HeadsDown - do you realise how patronising your posts sound?

HeadsDownThumbsUp · 18/10/2013 21:10

How's it patronising to reckon that if you employ someone on a regular basis, you might want to make agreements about holidays and sickness?

marriedinwhiteisback · 18/10/2013 21:10

I just value someone who has worked for me for 8 years - had two days off sick in that time, turns up on time every single week, is totally honest and trustworthy and who does a good job. She is like a part of our family now and we love her and worry about her. I hope one day she will be able to go home to Poland permanently and be the mummy she wants to be or will be able to get her self into a position where her family can come here but this won't happen until her dd has finished school. She is worth ten of many other women.

Rhubarbgarden · 18/10/2013 21:11

"there aren't really any other low-paid self-employed people who households employ on a regular basis"

Gardeners? Handymen? Window cleaners? Dog walkers?

HeadsDownThumbsUp · 18/10/2013 21:18

I don't think many households do employ gardeners. People typically don't have handymen in every day, or even every week. Don't know about you, but I get my windows cleaned every month or two, and not at any fixed time, just when they look dirty.

Dogwalkers look like they fit the bill, but even then, many dog walkers walk several different dogs at the same time, meaning that they are not reliant on one person's appointment to make up the whole hourly wage.

Lots of people like to pay for their cleaner to come round daily, weekly, or multiple times a week, and employ the same person regularly. That edges it more towards an employee/employer relationship where I'd expect some formalisation regarding sickness/holidays because the work is so regular. I don't see what's so outrageous about that. Other countries have workable systems whereby cleaners are afforded pensionable pay and other benefits.

SeaSickSal · 18/10/2013 21:21

Right. So you're complaining that society undervalues your contribution whilst sneering at the contribution somebody else makes.

Anyway, you've answered your own question in the post. In the main your job is fun. Plenty of people want to do it and you don't require a high level of training to do it, so the market rate is pretty low.

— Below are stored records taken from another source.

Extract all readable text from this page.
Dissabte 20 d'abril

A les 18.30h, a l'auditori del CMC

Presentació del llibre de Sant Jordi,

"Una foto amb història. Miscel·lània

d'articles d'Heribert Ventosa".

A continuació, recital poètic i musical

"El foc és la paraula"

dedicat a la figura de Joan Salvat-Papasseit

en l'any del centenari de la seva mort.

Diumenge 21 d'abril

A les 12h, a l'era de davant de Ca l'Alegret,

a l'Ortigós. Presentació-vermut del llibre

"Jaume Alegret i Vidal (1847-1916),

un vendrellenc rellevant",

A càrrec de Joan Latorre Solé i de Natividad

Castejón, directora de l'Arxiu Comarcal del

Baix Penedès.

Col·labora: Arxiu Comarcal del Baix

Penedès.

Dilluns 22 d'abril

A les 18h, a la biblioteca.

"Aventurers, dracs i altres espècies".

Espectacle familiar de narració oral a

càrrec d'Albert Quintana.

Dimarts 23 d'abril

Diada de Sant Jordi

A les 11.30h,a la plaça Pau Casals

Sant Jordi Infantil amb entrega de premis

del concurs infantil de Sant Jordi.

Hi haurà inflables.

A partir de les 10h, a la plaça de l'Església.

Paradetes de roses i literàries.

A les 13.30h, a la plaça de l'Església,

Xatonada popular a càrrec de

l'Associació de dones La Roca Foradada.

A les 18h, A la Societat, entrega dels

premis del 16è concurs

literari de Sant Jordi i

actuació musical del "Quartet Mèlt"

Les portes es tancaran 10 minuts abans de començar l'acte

Cleaning is not fun. It's monotonous, physically hard, often quite disgusting and you get treated like shit and have people look down on you. Therefore if low skilled people are choosing between your career and cleaning most of them would plump for yours.

This is why the cleaner gets paid more, less people who were good at it and trustworthy and reliable would do it unless they were paid more to turn down similar low paid jobs.

Also the number of cleaners on the market is probably smaller because some people (yourself included I suspect) think that it's beneath them.

The easy answer is go and become a cleaner if it's that much of a problem to you. But you won't, and probably for all the reasons why a cleaner has to be paid more to attract a decent one.

HeadsDownThumbsUp · 18/10/2013 21:22

Anyway, apologies OP for the massive derail. In my defence this was almost bound to happen when you mentioned "cleaners" as a point of comparison.

I do think that early years teachers and carers are paid poorly. It would be great to see improvement here. In many parts of Europe daycare workers are valued highly, and because standards are so high its used comprehensively.